Ms. Coeytaux and Ms. Wells hope that by sharing their experiences on the Plan C site, they can help women navigate the unknown. They acknowledge that there will always be women who prefer to see a provider and say that all women should have access to one. But in drawing attention to an option that isn’t strictly legal, they have touched on tensions at the heart of an abortion rights movement increasingly rived by what some say are competing aims.
“For so long, the whole objective was to make abortion a legitimate health care service, to bring it out of the shadows and remove the stigma,” said Joanna Erdman, assistant professor at Dalhousie University’s Schulich School of Law in Halifax, Nova Scotia, who is working on a book about the abortion clinic. “So this effort to remedy a crisis of access by making the ‘back street’ safer — it’s very counterintuitive for a lot of older figures in the movement. They get very nervous about the idea of leaving women to their own devices.”
As Ms. Erdman sees it, Plan C is not just health advocacy; it’s a form of political resistance, part of a larger struggle for the right of access to “information instrumental to women’s self-determination.” Underlying it, she said, is the same feminist ideology of “self-help” that guided the many safe-abortion initiatives before it, including, most notably, the Abortion Counseling Service of Women’s Liberation, or Jane.
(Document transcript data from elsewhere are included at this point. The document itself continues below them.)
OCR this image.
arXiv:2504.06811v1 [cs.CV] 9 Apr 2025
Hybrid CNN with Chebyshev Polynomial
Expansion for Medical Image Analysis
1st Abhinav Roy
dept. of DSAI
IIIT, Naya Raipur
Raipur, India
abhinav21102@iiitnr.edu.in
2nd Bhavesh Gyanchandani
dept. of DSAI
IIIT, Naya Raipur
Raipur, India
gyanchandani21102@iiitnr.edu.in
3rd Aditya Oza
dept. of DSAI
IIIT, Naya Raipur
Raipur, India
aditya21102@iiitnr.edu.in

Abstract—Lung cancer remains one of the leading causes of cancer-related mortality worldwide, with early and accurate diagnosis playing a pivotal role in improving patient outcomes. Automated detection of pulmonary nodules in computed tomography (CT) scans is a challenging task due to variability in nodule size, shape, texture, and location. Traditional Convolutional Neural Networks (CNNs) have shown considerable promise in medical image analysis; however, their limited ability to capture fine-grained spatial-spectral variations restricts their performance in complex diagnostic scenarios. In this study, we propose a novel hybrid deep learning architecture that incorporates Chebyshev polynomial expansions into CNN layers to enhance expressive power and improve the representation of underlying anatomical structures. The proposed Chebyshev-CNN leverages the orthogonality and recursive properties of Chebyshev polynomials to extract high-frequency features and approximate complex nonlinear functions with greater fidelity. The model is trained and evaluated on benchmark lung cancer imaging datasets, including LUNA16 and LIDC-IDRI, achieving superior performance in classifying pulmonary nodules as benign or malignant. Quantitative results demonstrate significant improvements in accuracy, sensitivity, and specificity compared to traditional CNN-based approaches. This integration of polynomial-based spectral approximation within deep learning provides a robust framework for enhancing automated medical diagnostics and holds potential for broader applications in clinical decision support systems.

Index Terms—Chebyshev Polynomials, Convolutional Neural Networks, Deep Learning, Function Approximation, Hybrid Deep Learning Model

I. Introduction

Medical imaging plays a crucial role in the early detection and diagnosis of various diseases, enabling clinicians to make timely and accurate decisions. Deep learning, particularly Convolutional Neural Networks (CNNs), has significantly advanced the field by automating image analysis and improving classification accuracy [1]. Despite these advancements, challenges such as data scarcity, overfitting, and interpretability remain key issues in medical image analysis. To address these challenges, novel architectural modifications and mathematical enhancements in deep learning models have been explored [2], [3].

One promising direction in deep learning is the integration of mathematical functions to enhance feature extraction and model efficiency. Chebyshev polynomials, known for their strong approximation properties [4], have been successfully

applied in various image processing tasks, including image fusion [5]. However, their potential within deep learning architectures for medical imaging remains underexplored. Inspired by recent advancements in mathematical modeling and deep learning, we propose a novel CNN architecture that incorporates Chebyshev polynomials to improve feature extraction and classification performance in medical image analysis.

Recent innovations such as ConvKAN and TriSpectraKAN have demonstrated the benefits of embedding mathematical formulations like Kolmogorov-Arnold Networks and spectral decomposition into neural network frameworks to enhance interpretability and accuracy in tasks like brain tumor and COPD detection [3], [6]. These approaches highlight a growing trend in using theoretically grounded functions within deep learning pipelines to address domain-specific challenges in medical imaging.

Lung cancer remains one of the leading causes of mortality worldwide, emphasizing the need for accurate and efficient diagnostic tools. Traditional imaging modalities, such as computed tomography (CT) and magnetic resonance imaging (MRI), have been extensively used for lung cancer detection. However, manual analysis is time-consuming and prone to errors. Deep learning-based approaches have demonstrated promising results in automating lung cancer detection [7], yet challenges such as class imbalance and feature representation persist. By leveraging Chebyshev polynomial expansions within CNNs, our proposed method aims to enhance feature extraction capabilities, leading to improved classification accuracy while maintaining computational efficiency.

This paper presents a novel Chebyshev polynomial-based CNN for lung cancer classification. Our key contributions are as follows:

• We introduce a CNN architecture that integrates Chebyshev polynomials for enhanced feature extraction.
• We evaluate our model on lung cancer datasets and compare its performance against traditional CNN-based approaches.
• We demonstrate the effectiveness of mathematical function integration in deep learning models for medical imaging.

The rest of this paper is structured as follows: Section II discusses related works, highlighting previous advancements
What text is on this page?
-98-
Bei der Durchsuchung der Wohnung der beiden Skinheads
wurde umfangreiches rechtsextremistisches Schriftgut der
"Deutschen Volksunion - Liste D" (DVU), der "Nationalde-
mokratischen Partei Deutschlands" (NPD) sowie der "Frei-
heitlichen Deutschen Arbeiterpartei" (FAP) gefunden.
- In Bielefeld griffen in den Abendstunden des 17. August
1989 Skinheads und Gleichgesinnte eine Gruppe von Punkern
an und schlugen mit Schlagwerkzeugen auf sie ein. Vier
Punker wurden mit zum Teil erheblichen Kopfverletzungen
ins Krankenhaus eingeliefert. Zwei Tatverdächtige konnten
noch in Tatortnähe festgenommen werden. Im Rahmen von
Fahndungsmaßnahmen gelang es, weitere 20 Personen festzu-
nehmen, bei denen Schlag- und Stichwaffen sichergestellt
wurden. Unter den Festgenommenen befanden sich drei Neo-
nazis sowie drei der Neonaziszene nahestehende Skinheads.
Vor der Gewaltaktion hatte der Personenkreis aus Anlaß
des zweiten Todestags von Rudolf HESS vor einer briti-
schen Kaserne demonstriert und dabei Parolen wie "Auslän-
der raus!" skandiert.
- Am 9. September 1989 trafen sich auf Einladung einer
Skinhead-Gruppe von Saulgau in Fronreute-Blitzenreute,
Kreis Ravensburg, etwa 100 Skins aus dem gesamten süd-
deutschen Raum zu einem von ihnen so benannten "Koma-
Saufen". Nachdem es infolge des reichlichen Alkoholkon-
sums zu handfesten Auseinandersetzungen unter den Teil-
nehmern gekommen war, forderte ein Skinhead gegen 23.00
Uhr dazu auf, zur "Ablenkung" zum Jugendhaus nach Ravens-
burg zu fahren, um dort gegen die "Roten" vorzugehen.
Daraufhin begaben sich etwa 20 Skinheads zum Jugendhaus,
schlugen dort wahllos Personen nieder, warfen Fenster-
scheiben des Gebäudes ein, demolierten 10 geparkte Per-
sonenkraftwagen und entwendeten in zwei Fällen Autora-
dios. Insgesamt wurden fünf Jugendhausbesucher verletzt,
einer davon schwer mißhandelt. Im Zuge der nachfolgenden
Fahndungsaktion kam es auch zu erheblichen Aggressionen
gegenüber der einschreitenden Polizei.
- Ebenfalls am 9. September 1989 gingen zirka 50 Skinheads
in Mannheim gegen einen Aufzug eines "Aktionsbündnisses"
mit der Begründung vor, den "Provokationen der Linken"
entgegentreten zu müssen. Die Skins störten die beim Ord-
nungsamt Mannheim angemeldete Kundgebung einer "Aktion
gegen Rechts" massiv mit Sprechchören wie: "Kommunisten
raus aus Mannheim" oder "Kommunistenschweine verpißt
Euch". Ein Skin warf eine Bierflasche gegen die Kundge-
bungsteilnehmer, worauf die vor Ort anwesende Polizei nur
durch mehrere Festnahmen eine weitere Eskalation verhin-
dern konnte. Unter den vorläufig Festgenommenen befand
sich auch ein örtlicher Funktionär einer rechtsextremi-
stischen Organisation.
Ms. Coeytaux counts those groups as inspiration for Plan C, along with Lorraine Rothman, a founder of the feminist Self-Help Clinic movement and inventor of the Del-Em menstrual extraction kit, which she designed for self-use.
“Let’s stop the humiliation of trying to persuade the powers that be to legalize abortion,” Ms. Rothman, who died in 2007, told an interviewer. “Let’s just take back the technology, the tools, the skills, and the information to perform early abortions and be in charge of our own reproduction.”
Decades later, the tools have changed. But the sentiment remains the same.